Although a runoff between the FA’s Tabare Vazquez and National Party’s Luis Alberto Lacalle Pou will take place on November 30, Sunday’s vote determined the breakdown of congressional seats by proportional representation. In Uruguay the number of seats a party wins in the Senate is calculated by its share of the popular vote, while the lower house’s makeup is weighted according to the population of its 19 departments.

Last week’s polls predicted that the ruling coalition would win just 43-44 percent of the vote, but with 99.6 percent of ballots counted the FA actually obtained 47.9 percent. Not only is this result well outside the margins of error in the recent Cifra, Factum and Equipos Mori surveys, it is also above the roughly 47 percent threshold that most analysts identified as the cutoff point for keeping a majority.

The Electoral Court has yet to release the final distribution of seats, and will not do so until it finishes the current “provisional” vote count and confirms it with a second one. So far there has been no indication of when that process will be completed. Still, El Observador, Radio Espectador andRadio 180 have all reported that the FA is guaranteed 15 seats in the Senate and sure to keep its 50 seats in the lower house. El Pais claims that a source in the Electoral Court told the paper that it would take a “catastrophe” for this not to be the final result.

The most likely breakdown of Uruguay's 2015-2020 Congress, as reported in local press (Image credit: Montevideo Portal)

With the 50 seats, the FA will control the lower house just as it does now: with a razor-thin majority that will require each of its lawmakers to adhere to the party line to pass or block legislation.

In the Senate, where the FA currently has 16 seats, the results show that its new 15-member majority will be even slimmer than before. However, no other political grouping comes close to that number of lawmakers. Barring an unprecedented mix-up in the polling system, the National Party (PN) is expected to have 10 seats, the Colorado Party (PC) will have 4 and the Independent Party (PI) will pick up its first-ever senator, party leader Pablo Mieres.

Fortunately for the Frente, the Vice President also has a vote in the 30-member body. So if Vazquez wins, his running mate Raul Sendic will have the deciding vote in the Senate. And if he loses, Lacalle Pou will need every single non-FA vote to pass legislation, a tall order for a political grouping consisting of three very different parties.

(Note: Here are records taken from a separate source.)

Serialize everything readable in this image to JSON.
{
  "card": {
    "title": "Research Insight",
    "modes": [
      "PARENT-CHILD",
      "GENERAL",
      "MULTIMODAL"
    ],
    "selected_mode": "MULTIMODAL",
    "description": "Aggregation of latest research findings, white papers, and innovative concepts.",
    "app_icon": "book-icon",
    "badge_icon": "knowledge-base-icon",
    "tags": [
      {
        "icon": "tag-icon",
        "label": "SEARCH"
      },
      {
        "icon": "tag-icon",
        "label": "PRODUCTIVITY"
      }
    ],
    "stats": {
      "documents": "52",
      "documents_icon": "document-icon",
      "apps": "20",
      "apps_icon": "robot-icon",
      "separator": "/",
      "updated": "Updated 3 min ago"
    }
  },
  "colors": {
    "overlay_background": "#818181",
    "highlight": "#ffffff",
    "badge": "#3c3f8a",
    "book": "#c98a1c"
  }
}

For drug policy reform advocates, the FA’s unexpected success is a major victory. Lacalle Pou’s plan to present a bill to restrict the marijuana regulation law to home-growing and cannabis clubs (as well as to abolish the state registries of these) now seems doomed to fail. And the fact that the Frente won far more votes than expected also means that Vazquez, who has promised to see that the law is implemented as written, has a better shot at reaching the presidency.

The other important result of Sunday's vote is that, due in a large part to the campaign efforts of the civil society-led "No a la Baja" campaign, the ballot measure to lower the age of criminal responsibility from 18 to 16 has failed. Some 53 percent of Uruguayans effectively voted against the measure by not including the reform in with their chosen ballot lists, while 46.99 percent supported it.